Le numéro affiché m’était inconnu. Je décrochai. « Allô » Cette voix d’outre-tombe, c’était mon frère, Stéphane, bourré comme une rame de métro. Pas de doute, c’était son heure de pointe. « Écoute Geof’, y’a un problème ! » Précision inutile suivie d’une série de borborygmes douteux qui me firent penser qu’il était en train de dégobiller la moitié de ses tripes.
« Tu viens de régurgiter ton quatre heures du mat’ parce que t’as forcé sur la vodka ? » lui dis-je.
« Tu n’y es pas. J’ai attrapé la gastro. Pas de bol, parce que j’ai un rencard vital à onze heures à l’Auberge-Inn et je ne pourrai pas y être rapport à mon état. Alors écoute : va chez ma concierge et prends-y une mallette grise. Tu la donneras à une grande blonde qui t’attendra dans les toilettes pour femmes du troquet. T’inquiète pas, c’est un boulot clean ! Ne m’appelle pas sur mon portable, il est sur écoute. Celui-là, je l’ai emprunté. Je compte sur toi Geof’ ! Onze heures, n’oublie pas ! » Biiiip. Il avait raccroché, peut-être repris par ses vomissements. C’était en ces moments précis que je me disais que je n’avais pas choisi ma famille : un père poivrot, une mère battue, un frère dealer. Déjà incarcéré, il s’était retrouvé, comme mon père, plusieurs fois derrière les barreaux. Pour lui les deals, c’était le seul moyen de gagner un max de pognon. Et ça c’était son rêve : rouler en voiture de luxe avec de belles nanas à ses côtés, un Montecristo entre les dents. Mais pour y arriver, il ne devait pas compter sur ses qualifications professionnelles, inexistantes, ni sur le Loto pour lequel il n’aurait jamais eu la patience de jouer les treize millions de combinaisons. Il ne lui restait donc qu’un moyen : dealer.

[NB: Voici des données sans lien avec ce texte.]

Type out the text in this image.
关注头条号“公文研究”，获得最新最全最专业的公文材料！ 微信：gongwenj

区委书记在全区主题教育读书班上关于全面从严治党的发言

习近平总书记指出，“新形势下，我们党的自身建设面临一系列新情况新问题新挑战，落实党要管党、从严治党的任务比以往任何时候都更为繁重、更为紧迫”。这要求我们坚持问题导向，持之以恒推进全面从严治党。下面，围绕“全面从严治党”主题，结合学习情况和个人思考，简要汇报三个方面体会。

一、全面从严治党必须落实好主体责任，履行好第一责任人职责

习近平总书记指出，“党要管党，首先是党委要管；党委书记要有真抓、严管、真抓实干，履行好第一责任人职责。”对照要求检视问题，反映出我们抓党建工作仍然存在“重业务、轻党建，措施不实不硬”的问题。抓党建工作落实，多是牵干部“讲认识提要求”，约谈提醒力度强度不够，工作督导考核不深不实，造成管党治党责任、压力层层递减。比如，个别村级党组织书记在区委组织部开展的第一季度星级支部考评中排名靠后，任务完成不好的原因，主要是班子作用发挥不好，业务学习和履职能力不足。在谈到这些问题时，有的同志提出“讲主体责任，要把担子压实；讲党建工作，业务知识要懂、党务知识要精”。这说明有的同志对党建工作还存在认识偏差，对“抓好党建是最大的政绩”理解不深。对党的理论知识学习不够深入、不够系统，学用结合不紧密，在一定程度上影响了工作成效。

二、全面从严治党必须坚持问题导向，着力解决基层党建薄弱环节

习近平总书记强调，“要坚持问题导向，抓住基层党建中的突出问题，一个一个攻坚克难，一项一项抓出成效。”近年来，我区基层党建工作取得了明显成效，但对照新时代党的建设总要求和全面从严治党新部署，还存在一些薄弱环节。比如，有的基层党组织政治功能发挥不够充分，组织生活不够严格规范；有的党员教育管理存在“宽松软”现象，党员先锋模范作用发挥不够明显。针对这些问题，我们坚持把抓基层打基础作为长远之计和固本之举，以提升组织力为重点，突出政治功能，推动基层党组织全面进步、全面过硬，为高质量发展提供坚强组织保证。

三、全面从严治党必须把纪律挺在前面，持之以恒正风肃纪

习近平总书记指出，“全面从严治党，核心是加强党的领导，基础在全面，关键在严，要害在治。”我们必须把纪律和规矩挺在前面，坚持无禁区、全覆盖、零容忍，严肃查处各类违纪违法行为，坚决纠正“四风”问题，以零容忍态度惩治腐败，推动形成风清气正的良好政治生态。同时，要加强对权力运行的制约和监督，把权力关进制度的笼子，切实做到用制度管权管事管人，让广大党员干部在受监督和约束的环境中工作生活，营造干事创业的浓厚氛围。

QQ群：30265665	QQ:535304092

Il avait commencé jeune. Bien introduit dans le milieu par son physique de costaud, il avait continué, sans qu’il se fût enrichi d’ailleurs, dépensant ses gains en investissement douteux et autres blondasses décolorées, ruinant ses économies en frais d’avocat pour essayer de réduire les peines qui commençaient à s’accumuler. Vingt-sept ans et déjà trois ans de taule ! Cela ne faisait que deux mois qu’il était ressorti et il avait repris. Il était donc accro aux deals et je savais que quelque chose de 'vital' pour lui ne pouvait qu’être lié à ses trafics.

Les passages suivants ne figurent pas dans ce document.